Carroll County Judge Jerry Kane denied the request April 10.
Cheryl Hampton, now of Rock Island, faces three to seven years in prison. It is a probational offense.
She was expected to be sentenced April 17, but the hearing was reset at the request of the defense and over the objections of State’s Attorney Aaron Kaney.
Hampton pleaded guilty the day after Chad Hampton, now of Victoria in Knox County, was found not guilty at a bench trial of criminal damage to property, a misdemeanor.
He was accused of spraying the same neighbor’s yard with weed-killer, but Kane found that the state did not prove that he knowingly damaged the lawn.
The Hamptons also are accused in a civil lawsuit of harassing their neighbor for months in 2020, resulting in several alleged violations of the Illinois hate crimes statute.
That lawsuit, the state’s first civil hate crime lawsuit, was filed by Attorney General Kwame Raoul’s office May 31, 2022, and seeks penalties of at least $100,000.
According to the court record, Cheryl Hampton, who is represented by Mount Carroll Public Defender David J. Brown in the criminal case, has consistently failed to appear at case management conferences set in the civil case.
She failed to appear in person or at virtual hearings Nov. 27, Jan. 23, March 25, April 4 and April 18, court records show.
The next case management conference in the lawsuit is set for May 23.
Defendants in civil suits are not entitled to appointed attorneys; Cheryl Hampton appears to not be represented, and Chad Hampton has been appearing pro se.
According to the suit:
The neighbor bought his home in the 300 block of Bowen Street on Oct. 16, 2019. The Hamptons lived next door in a rental.
A little more than six months after he moved in, on July 12, 2020, he told police that his orange retractable fence was cut in half the day after Cheryl Hampton told him she would tear it down.
Savanna police Lt. Daniel Nevills, now retired, responded to the Hamptons’ home, where Cheryl Hampton used a racial slur and told Nevills that she didn’t want to live next door to a Black person, according to the suit.
Later that day, the neighbor told police that Chad Hampton sprayed his yard with weed-killer. Chad Hampton was charged Sept. 20 and arraigned on the misdemeanor charge Oct. 19, 2020.
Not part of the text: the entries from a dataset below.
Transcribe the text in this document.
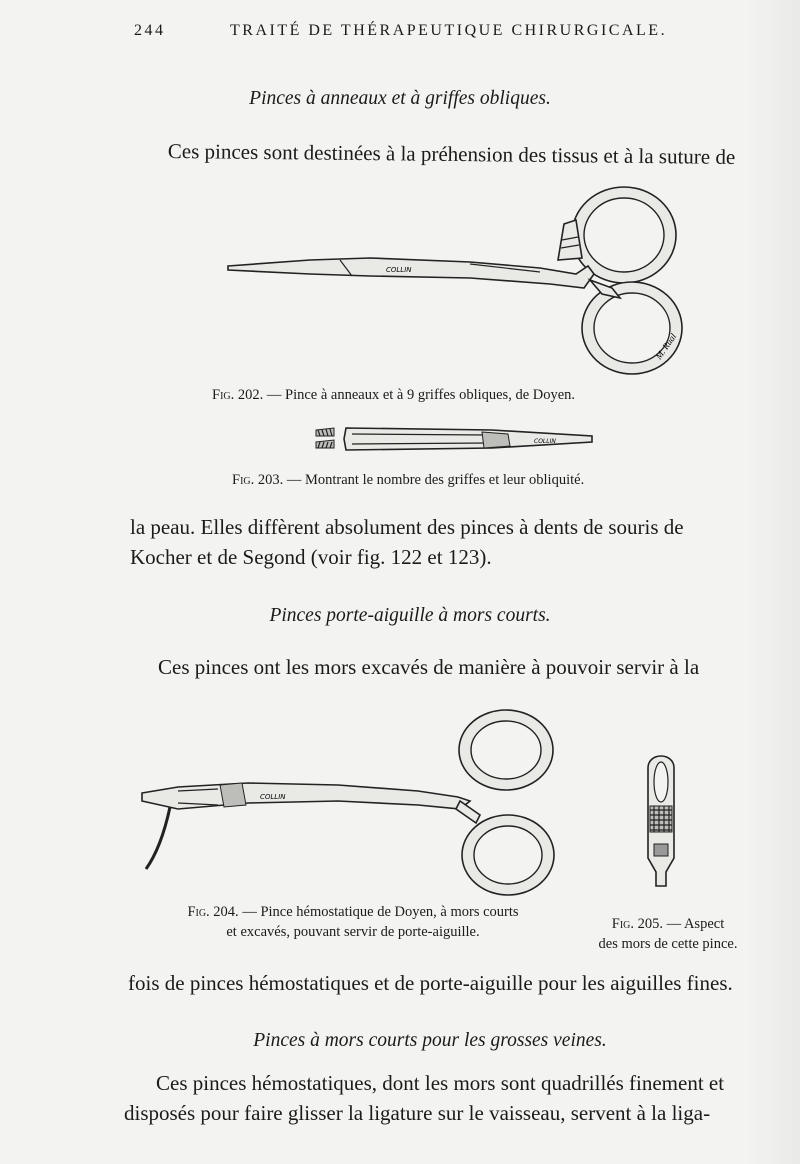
244	TRAITÉ DE THÉRAPEUTIQUE CHIRURGICALE.
Pinces à anneaux et à griffes obliques.
Ces pinces sont destinées à la préhension des tissus et à la suture de
COLLIN
M. Rual
Fig. 202. — Pince à anneaux et à 9 griffes obliques, de Doyen.
COLLIN
Fig. 203. — Montrant le nombre des griffes et leur obliquité.
la peau. Elles diffèrent absolument des pinces à dents de souris de
Kocher et de Segond (voir fig. 122 et 123).
Pinces porte-aiguille à mors courts.
Ces pinces ont les mors excavés de manière à pouvoir servir à la
COLLIN
Fig. 204. — Pince hémostatique de Doyen, à mors courts
et excavés, pouvant servir de porte-aiguille.	Fig. 205. — Aspect
des mors de cette pince.
fois de pinces hémostatiques et de porte-aiguille pour les aiguilles fines.
Pinces à mors courts pour les grosses veines.
Ces pinces hémostatiques, dont les mors sont quadrillés finement et
disposés pour faire glisser la ligature sur le vaisseau, servent à la liga-
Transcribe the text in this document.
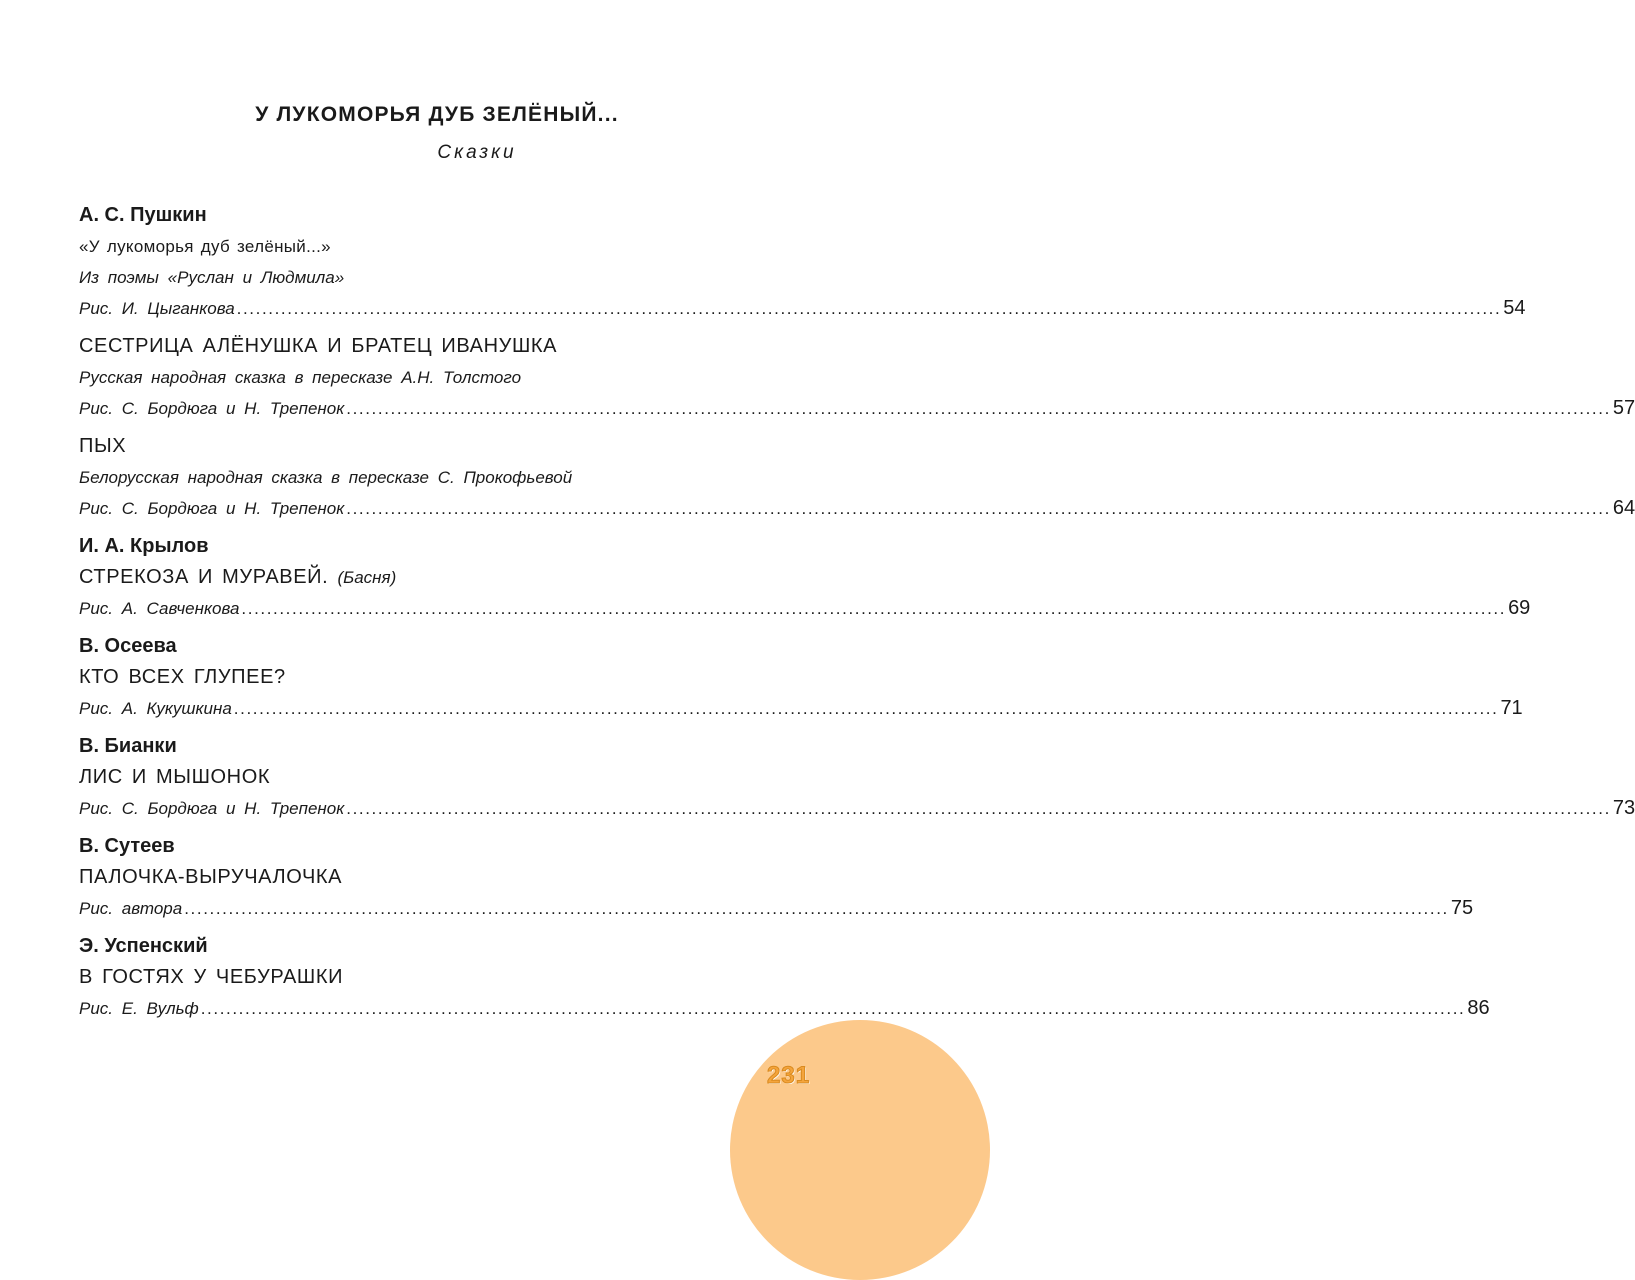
У ЛУКОМОРЬЯ ДУБ ЗЕЛЁНЫЙ...
Сказки
А. С. Пушкин
«У лукоморья дуб зелёный...»
Из поэмы «Руслан и Людмила»
Рис. И. Цыганкова ........................................................................................................................................................................................................ 54
СЕСТРИЦА АЛЁНУШКА И БРАТЕЦ ИВАНУШКА
Русская народная сказка в пересказе А.Н. Толстого
Рис. С. Бордюга и Н. Трепенок ........................................................................................................................................................................................................ 57
ПЫХ
Белорусская народная сказка в пересказе С. Прокофьевой
Рис. С. Бордюга и Н. Трепенок ........................................................................................................................................................................................................ 64
И. А. Крылов
СТРЕКОЗА И МУРАВЕЙ. (Басня)
Рис. А. Савченкова ........................................................................................................................................................................................................ 69
В. Осеева
КТО ВСЕХ ГЛУПЕЕ?
Рис. А. Кукушкина ........................................................................................................................................................................................................ 71
В. Бианки
ЛИС И МЫШОНОК
Рис. С. Бордюга и Н. Трепенок ........................................................................................................................................................................................................ 73
В. Сутеев
ПАЛОЧКА-ВЫРУЧАЛОЧКА
Рис. автора ........................................................................................................................................................................................................ 75
Э. Успенский
В ГОСТЯХ У ЧЕБУРАШКИ
Рис. Е. Вульф ........................................................................................................................................................................................................ 86
231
Less than a week later, an effigy was hung by a noose in a tree in the Hamptons’ yard, bearing a mask painted black with a curly black wig with patches of white, resembling the neighbor’s salt-and-pepper hair, and wearing clothing resembling his, according to the suit. A large chain bound the head, arms and torso. The tree was a few feet from the neighbor’s home.
The Hamptons also painted a racial slur on one of their windows facing the neighbor’s home and draped a Confederate flag behind it, according to the suit.
The scene, photos of which were filed along with the civil complaint, was staged in retaliation against the neighbor, who had contacted Savanna police repeatedly about other “aggressive actions” by the Hamptons, according to the suit.
Savanna police visited the Hampton home again Oct. 26, 2020, and Cheryl Hampton “admitted the display targeted” the neighbor because they were tired of his complaints against them, she said.
Police asked her to move the effigy out of his view, and she refused, according to the suit.
The next day, Nevills and then-Mayor Chris Lain went to the Hamptons’ home, and Cheryl Hampton told them that she was tired of the complaints, that she was angry that her son had to take a day off work to attend court, that the hanging figure was a “Halloween decoration” and that she would not move it out of her neighbor’s view, according to the suit.
She was arrested and charged later that day with harassing a witness, the charge to which she pleaded guilty March 1.